The operation had lasted forty-five minutes. For twenty-six of
those minutes her life had been sustained by a machine. It was
proclaimed an 'historic operation'; the twenty-six minutes 'the
most significant in the history of surgery'. Gibbon shied away from
the publicity the operation generated, shunned the press and only
grudgingly gave a few quotes to
Time
magazine (although he
declined to be photographed with the machine).
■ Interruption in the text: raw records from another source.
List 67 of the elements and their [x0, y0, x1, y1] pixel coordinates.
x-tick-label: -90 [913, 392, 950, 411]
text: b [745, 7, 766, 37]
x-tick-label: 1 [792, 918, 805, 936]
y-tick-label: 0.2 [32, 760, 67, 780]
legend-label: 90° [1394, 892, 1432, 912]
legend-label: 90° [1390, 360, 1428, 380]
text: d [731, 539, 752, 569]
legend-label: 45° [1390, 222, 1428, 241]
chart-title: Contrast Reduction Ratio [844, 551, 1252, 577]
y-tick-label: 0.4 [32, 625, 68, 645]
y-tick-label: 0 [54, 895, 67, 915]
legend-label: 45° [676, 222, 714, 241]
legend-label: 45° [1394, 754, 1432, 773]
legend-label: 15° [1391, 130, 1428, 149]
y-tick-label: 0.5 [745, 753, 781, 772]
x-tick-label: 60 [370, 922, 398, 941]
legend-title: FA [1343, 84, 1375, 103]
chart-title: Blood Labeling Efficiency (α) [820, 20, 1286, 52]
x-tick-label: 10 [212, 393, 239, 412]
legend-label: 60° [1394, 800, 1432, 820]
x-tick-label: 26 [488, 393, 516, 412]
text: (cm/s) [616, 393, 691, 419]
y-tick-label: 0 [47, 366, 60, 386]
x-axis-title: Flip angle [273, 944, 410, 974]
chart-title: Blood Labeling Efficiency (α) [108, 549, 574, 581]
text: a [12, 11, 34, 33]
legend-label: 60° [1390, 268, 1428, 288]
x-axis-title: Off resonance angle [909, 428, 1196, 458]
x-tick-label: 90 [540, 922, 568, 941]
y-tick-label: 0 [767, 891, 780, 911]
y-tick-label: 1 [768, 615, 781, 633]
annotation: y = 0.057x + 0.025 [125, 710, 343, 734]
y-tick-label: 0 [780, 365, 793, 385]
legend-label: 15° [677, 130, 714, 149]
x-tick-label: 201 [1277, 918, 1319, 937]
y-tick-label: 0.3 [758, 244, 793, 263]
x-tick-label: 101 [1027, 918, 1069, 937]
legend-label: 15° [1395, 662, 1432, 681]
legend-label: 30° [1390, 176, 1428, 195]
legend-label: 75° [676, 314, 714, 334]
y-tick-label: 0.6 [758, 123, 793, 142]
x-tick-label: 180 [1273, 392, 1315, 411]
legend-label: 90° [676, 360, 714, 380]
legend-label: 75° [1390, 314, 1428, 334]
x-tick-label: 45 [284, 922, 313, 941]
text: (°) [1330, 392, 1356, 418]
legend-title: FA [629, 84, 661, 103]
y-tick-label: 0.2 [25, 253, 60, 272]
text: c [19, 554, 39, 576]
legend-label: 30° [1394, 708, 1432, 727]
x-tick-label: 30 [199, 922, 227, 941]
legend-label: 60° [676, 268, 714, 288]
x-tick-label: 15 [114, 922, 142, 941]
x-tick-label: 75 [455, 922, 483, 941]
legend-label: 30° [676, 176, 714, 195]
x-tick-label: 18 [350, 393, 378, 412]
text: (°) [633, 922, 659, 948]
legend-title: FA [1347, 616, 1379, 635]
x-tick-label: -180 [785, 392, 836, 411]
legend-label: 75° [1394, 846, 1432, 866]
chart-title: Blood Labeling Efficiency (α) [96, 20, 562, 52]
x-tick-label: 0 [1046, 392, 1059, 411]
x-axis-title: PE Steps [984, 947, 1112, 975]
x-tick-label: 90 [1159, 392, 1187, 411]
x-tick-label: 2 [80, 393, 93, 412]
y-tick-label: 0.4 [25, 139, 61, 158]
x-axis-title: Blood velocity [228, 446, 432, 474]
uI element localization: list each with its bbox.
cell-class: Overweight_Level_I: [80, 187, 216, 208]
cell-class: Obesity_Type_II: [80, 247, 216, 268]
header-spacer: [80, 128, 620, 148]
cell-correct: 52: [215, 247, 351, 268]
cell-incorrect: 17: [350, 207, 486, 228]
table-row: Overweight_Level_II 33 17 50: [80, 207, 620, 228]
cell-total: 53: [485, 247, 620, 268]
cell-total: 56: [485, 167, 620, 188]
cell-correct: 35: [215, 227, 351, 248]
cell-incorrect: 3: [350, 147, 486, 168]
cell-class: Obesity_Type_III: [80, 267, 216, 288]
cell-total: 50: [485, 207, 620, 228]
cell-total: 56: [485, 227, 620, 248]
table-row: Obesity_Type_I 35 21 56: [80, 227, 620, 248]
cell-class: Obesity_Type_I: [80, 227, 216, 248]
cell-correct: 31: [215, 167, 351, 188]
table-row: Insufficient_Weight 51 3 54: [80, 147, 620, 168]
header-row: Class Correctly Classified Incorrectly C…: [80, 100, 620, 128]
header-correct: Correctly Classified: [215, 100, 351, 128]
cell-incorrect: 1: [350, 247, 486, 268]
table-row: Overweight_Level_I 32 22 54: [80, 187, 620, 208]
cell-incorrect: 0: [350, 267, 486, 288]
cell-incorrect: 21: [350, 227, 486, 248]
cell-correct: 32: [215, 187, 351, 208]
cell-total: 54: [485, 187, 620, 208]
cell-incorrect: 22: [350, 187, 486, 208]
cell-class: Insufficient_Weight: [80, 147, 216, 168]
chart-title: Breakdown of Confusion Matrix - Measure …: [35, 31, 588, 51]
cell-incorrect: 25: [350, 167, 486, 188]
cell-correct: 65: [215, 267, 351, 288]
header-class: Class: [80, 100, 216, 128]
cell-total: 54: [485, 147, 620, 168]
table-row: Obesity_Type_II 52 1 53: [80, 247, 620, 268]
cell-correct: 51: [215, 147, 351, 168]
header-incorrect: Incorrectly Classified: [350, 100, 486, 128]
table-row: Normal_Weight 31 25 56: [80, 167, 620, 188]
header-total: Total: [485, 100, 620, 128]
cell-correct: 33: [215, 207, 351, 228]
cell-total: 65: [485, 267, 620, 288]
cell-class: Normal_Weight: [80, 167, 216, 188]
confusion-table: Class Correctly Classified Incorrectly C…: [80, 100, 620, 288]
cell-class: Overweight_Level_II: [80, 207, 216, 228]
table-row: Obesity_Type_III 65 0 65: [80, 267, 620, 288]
As far as Gibbon
was concerned, the successful operation was the result of more
than twenty years of research, and he had proved that a heart-lung
machine could work.

Nevertheless, Cecelia's operation was a close-run thing – she was
lucky to be alive. Just how lucky would soon become clear. Gibbon
attempted two more operations using the heart-lung machine. Both
operations were carried out on five-year-old girls. Each of them died
in the operating theatre. Gibbon had had enough. He did not have
the resilience of some of his colleagues to carry on regardless. Three
of his four patients had died while connected to the machine. The
surgeon decided not to operate with his machine again, and
ordered a year-long moratorium on its use. Gibbon never returned
to cardiac surgery.

But others believed that Gibbon was on to something. At the
Mayo Clinic in Rochester, less than an hour and a half's drive away
from where Lillehei was developing cross-circulation, another
surgeon began work on refining Gibbon's machine. After two years
of research, on 22 March 1955, John W. Kirklin was ready to
operate. He decided to test the machine on eight patients – no more,
no less. During the first operation on a five-year-old girl, the machine
practically exploded. There was blood everywhere, but the patient
survived. By May Kirklin had operated on his target of eight patients.
Four survived. The odds were improving, although patients still had
only a fifty-fifty chance of coming out of the operating theatre alive.